When landlord problems arose at the silo, ISSUE moved to its current home at the Can Factory, but efforts towards a more sustainable model of operation were secured when the organization won a competition against over 100 cultural organizations to house its operations in a former Elks Club located in downtown Brooklyn, for a 20-year rent-free lease. Even as Suzanne fought the good fight against a life-draining illness, she worked tirelessly to raise the money needed to move ISSUE into its new digs. And then earlier this year came the news that Brooklyn borough president Marty Markowitz would award ISSUE Project Room $1.1 million to offset moving and construction costs and that Suzanne’s dream for (in her words) a “Carnegie Hall of the avant-garde” would, in fact, become a reality.
Suzanne’s ultimate curation was a fundraiser scheduled for last Friday, an interdisciplinary evening to start off with a poetry reading, followed by bands, live cinema, and DJs.

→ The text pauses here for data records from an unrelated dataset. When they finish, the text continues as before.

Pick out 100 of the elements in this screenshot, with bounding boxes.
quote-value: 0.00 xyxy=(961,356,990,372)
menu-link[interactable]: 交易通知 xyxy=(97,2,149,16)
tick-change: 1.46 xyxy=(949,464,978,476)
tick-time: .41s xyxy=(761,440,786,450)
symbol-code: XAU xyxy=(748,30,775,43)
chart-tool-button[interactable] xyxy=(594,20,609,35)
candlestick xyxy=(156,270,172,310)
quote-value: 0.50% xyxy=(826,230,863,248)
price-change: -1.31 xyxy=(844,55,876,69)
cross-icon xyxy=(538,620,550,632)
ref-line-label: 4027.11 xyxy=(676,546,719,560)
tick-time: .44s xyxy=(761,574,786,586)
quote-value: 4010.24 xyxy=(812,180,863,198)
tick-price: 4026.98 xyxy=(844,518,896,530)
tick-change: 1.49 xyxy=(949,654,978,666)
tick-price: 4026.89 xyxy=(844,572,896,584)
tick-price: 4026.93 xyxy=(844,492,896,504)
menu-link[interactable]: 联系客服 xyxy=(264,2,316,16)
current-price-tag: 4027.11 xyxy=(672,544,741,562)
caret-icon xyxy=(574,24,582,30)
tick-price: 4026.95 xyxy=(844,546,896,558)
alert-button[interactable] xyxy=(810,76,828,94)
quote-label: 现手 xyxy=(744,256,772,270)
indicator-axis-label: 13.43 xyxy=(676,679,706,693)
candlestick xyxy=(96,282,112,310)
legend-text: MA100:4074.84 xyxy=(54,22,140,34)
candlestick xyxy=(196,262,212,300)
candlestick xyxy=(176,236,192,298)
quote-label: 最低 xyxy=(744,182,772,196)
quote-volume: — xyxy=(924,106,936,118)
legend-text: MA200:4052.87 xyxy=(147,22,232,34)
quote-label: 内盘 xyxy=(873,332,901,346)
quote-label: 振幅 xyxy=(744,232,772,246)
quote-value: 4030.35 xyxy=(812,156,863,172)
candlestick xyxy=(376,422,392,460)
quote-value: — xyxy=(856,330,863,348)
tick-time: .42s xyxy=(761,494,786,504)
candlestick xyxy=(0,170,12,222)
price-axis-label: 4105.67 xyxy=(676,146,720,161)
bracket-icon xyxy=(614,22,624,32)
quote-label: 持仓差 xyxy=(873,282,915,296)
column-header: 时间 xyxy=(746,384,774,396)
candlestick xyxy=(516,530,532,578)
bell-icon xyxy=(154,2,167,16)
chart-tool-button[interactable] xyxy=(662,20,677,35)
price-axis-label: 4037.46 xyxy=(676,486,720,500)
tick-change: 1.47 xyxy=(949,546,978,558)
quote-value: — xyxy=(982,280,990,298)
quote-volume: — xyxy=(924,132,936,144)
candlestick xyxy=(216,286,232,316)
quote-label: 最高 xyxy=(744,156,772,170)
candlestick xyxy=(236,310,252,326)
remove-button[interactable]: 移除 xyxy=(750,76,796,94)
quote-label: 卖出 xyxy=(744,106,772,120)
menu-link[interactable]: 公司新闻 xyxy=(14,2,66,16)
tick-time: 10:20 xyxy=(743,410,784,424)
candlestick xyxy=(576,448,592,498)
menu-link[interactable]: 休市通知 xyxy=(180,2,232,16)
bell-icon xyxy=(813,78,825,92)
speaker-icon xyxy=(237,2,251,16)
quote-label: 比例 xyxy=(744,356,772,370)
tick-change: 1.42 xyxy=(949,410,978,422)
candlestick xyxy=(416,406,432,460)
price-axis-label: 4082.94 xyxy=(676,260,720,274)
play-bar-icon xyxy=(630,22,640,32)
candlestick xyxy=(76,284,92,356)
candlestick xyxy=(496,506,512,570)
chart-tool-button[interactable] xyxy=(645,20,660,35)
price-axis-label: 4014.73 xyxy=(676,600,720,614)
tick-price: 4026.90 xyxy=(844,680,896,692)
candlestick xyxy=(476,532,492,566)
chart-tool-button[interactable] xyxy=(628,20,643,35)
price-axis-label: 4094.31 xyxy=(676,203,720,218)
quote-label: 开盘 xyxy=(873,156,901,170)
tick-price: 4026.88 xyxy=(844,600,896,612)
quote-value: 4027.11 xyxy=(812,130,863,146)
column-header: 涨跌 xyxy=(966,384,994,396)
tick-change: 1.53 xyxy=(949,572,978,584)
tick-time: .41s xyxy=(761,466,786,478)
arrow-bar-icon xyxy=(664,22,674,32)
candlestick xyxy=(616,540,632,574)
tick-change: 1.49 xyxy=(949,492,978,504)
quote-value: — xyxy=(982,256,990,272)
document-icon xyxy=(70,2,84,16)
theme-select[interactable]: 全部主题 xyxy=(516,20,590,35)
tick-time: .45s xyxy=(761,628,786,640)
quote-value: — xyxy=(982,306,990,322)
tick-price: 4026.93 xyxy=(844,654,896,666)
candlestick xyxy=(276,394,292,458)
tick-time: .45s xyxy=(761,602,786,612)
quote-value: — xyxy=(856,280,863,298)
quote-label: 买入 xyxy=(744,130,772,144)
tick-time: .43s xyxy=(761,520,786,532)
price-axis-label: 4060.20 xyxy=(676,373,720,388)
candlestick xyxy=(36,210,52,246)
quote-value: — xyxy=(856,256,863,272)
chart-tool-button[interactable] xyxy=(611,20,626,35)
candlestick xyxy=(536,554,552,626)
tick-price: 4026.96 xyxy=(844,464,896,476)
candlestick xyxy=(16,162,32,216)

So it was with a heavy sadness when, upon news of Suzanne’s death, the event was reimagined as an ad hoc memorial. Hundreds gathered at the Can Factory, outside which a pink neon sign bearing her signature, designed by Nathan Elbogen and Lite Brite Neon Studio, hung above the front door. Inside, videographer Joly MacFie distributed one-inch punk pins donning Suzanne’s most recent portrait, at once warrior-like and glamorous, amongst the crowd. Moments of consolation yielded to the performance at hand. Backed by the frantic drumming of Ryan Sawyer, trapeze artist Suzanne Rogalsky somersaulted through the air, twisting and turning her body with an aggression not normally associated with the form. It was hard to take one’s eyes off the spectacle, in spite of the tragic situation that framed it. The Mother of Us All may not have been there to see it, but boy was her vision thriving.